É preciso, pois, aceitar a necessidade de um primeiro motor transcendente para explicar o sistema do mundo. A mecânica celeste não se explica por si mesma, e a existência de um motor inicial se impõe. A nebulosa primitiva, mãe do Sol e dos planetas, era animada de um movimento giratório. Mas quem lhe imprimira esse movimento? Respondemos sem hesitar: Deus.

É somente a ciência contemporânea que nos revela Deus, o Ser Universal? O homem interroga a história da Terra; evoca a memória das multidões mortas, das gerações que repousam sob a poeira dos séculos; interroga a fé crédula dos simples e a fé raciocinada dos sábios; e, por toda parte, acima das opiniões contraditórias e das polémicas das escolas, acima das rivalidades de casta, de interesses e de paixões, ele vê os transportes, as aspirações do pensamento humano para a Causa que vela, augusta e silenciosa, sob o véu misterioso das coisas.

Em todos os tempos e em todos os meios a queixa humana sobe para esse Espírito divino, para essa Alma do mundo que se honra sob nomes diversos, mas que, sob tantas denominações –  Providência, grande Arquiteto, Ser supremo, Pai celeste –, é sempre o Centro, a Lei, a Razão universal, em que o mundo se conhece, se possui, encontra sua consciência e seu eu.

E é assim que, acima desse incessante fluxo e refluxo de elementos passageiros e mutáveis, acima dessa variedade, dessa diversidade infinita dos seres e das coisas que constituem o domínio da Natureza e da Vida, o pensamento encontra no Universo esse princípio fixo, imutável, essa Unidade consciente em que se unem a essência e a substância, fonte primeira de todas as consciências e de todas as formas, visto que consciência e forma, essência e substância, não podem existir uma sem a outra. Elas se unem para constituir essa Unidade viva, esse Ser absoluto e necessário, fonte de todos os seres, ao qual chamamos Deus.

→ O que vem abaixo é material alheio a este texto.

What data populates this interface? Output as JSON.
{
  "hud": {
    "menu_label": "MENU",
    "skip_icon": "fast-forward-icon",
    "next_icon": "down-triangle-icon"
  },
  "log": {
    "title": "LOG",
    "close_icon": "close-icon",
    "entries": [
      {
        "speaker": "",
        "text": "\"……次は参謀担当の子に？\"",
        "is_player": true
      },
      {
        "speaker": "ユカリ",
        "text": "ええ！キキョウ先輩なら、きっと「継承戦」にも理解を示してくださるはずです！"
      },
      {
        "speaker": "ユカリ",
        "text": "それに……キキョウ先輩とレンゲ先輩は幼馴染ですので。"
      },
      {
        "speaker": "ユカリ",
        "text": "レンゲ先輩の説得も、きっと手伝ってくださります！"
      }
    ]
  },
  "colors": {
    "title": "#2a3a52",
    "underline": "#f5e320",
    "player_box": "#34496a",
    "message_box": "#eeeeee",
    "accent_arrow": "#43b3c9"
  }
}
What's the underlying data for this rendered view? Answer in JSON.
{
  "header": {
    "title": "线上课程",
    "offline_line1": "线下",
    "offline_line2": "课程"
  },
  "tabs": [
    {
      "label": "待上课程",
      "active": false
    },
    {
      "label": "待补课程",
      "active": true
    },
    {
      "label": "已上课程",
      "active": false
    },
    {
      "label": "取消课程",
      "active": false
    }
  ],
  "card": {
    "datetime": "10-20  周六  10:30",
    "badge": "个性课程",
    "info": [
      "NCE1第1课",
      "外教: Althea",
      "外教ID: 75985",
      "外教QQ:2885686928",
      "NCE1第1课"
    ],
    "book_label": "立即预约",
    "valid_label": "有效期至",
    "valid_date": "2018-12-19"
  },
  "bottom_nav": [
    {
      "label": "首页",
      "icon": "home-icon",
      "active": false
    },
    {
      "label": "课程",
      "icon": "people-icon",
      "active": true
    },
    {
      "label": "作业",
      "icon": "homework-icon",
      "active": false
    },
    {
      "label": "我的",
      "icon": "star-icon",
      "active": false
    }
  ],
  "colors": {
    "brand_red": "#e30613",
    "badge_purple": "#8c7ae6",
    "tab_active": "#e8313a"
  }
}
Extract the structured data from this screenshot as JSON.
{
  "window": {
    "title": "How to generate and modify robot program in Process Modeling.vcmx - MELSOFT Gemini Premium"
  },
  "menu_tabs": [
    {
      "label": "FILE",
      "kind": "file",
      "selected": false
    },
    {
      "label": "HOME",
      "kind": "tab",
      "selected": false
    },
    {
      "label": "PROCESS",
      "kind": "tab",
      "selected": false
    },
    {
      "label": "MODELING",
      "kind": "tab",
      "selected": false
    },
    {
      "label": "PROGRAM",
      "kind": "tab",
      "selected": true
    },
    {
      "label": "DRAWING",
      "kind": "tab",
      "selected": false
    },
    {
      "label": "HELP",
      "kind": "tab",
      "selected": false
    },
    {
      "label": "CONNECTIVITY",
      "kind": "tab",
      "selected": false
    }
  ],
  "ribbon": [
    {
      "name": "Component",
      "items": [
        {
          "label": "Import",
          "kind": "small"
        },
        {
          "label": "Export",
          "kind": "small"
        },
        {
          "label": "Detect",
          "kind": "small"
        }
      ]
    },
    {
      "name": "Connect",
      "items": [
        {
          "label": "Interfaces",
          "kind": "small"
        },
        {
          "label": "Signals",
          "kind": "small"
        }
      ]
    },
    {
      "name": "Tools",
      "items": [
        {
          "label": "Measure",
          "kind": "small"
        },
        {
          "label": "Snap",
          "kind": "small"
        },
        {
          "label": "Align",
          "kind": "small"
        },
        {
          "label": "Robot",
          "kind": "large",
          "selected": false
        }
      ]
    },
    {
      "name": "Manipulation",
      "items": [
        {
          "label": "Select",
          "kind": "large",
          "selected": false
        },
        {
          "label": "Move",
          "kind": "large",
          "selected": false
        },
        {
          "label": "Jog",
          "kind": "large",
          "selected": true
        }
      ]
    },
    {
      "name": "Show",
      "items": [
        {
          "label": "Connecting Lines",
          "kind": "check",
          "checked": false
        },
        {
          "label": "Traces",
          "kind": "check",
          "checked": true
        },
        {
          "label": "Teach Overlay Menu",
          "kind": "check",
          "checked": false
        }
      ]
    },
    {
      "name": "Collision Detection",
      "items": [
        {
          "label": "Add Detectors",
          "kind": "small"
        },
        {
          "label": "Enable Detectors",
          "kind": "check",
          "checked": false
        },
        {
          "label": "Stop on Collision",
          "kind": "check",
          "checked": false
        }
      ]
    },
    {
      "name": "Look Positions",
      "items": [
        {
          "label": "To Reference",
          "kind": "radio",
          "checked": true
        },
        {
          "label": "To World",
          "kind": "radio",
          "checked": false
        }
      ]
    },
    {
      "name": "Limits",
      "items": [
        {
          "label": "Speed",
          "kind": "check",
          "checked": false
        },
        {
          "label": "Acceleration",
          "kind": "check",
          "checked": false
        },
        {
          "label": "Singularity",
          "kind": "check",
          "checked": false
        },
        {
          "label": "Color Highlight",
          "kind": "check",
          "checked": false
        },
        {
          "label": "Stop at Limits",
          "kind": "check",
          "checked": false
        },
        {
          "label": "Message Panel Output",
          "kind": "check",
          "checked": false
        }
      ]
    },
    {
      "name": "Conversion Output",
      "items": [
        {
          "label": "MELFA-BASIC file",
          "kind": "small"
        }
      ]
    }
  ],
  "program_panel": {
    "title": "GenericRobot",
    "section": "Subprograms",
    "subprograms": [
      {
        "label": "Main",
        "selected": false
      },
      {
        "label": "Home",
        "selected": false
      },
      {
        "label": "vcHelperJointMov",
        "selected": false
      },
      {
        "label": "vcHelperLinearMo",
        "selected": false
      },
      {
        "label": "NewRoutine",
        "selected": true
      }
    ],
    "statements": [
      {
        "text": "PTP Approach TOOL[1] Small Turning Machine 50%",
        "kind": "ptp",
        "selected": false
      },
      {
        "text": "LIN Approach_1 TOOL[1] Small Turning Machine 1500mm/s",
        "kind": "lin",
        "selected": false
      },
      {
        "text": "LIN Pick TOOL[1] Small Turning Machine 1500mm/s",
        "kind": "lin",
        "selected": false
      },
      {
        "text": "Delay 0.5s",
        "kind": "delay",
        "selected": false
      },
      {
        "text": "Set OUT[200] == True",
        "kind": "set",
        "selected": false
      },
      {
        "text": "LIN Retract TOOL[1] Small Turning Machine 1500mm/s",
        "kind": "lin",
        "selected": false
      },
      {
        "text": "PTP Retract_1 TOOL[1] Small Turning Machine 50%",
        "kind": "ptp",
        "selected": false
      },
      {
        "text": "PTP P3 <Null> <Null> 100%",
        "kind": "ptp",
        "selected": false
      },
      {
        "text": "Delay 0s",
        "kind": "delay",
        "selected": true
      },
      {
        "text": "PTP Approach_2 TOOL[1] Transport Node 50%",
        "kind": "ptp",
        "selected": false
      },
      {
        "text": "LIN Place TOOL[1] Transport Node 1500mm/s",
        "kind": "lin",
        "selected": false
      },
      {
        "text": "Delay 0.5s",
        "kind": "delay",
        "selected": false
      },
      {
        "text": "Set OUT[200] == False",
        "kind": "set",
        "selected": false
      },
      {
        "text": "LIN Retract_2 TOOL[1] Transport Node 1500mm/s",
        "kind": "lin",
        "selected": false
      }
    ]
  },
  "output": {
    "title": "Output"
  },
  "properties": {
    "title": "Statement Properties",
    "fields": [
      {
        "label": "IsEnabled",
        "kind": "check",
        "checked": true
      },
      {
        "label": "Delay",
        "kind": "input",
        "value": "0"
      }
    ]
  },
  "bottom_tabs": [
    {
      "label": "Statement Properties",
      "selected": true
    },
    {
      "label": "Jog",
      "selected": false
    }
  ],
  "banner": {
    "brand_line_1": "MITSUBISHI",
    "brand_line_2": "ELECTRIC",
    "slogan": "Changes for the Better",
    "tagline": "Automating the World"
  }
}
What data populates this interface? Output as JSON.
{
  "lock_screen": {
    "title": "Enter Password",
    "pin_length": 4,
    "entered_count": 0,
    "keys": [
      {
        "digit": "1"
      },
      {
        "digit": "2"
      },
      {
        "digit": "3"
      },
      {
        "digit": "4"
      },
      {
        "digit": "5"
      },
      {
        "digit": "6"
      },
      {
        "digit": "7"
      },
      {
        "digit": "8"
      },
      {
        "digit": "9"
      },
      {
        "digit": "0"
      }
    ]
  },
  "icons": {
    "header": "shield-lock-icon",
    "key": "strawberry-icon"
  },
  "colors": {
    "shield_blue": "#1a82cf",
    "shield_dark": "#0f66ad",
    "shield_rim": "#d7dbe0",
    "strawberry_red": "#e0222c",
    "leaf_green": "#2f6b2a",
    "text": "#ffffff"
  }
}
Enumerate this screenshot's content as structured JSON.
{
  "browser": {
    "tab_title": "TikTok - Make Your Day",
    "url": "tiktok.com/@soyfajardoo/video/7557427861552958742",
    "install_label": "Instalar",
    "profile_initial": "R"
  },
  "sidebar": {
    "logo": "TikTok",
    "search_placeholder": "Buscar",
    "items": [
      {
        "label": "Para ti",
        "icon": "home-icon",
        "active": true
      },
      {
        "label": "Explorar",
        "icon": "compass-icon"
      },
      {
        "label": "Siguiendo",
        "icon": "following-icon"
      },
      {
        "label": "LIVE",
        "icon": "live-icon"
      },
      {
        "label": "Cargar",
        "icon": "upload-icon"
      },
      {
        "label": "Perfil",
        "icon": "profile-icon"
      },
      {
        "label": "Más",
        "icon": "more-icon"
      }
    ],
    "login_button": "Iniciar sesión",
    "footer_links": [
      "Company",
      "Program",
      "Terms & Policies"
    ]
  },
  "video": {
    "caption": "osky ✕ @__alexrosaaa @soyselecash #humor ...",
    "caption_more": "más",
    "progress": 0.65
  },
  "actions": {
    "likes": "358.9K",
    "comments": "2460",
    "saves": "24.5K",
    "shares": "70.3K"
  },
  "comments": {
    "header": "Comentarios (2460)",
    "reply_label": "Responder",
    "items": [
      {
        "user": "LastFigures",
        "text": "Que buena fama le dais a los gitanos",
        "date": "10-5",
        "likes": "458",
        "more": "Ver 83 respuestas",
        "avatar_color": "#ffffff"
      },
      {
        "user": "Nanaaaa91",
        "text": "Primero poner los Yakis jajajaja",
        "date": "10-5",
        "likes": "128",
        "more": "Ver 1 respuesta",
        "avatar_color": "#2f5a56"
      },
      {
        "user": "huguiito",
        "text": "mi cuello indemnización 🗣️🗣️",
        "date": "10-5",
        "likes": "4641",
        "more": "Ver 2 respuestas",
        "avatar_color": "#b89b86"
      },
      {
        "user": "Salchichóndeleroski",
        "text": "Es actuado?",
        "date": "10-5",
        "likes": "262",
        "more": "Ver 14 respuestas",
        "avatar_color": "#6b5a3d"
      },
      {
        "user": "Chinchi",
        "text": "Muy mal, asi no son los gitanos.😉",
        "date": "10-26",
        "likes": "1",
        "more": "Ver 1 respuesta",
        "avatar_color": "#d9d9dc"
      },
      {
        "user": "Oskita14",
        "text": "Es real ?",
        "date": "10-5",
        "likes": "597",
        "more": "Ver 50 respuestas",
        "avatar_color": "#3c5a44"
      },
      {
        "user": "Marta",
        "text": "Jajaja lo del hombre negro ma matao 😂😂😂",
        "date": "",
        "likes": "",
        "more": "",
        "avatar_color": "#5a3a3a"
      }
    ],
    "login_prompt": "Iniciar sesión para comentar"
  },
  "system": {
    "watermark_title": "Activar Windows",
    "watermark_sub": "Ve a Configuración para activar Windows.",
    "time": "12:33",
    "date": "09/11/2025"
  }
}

A linguagem humana é, entretanto, impotente para exprimir a ideia do Ser infinito. Desde que nos servimos de nomes e de termos, limitamos o que é sem limites. Todas as definições são insuficientes e, de certo modo, induzem o erro. Entretanto, o pensamento para se exprimir precisa de termo. O menos afastado da realidade é aquele pelo qual os padres do Egito designavam Deus: Eu sou, isto é, eu sou o Ser por excelência, absoluto, eterno, e do qual emanam todos os seres.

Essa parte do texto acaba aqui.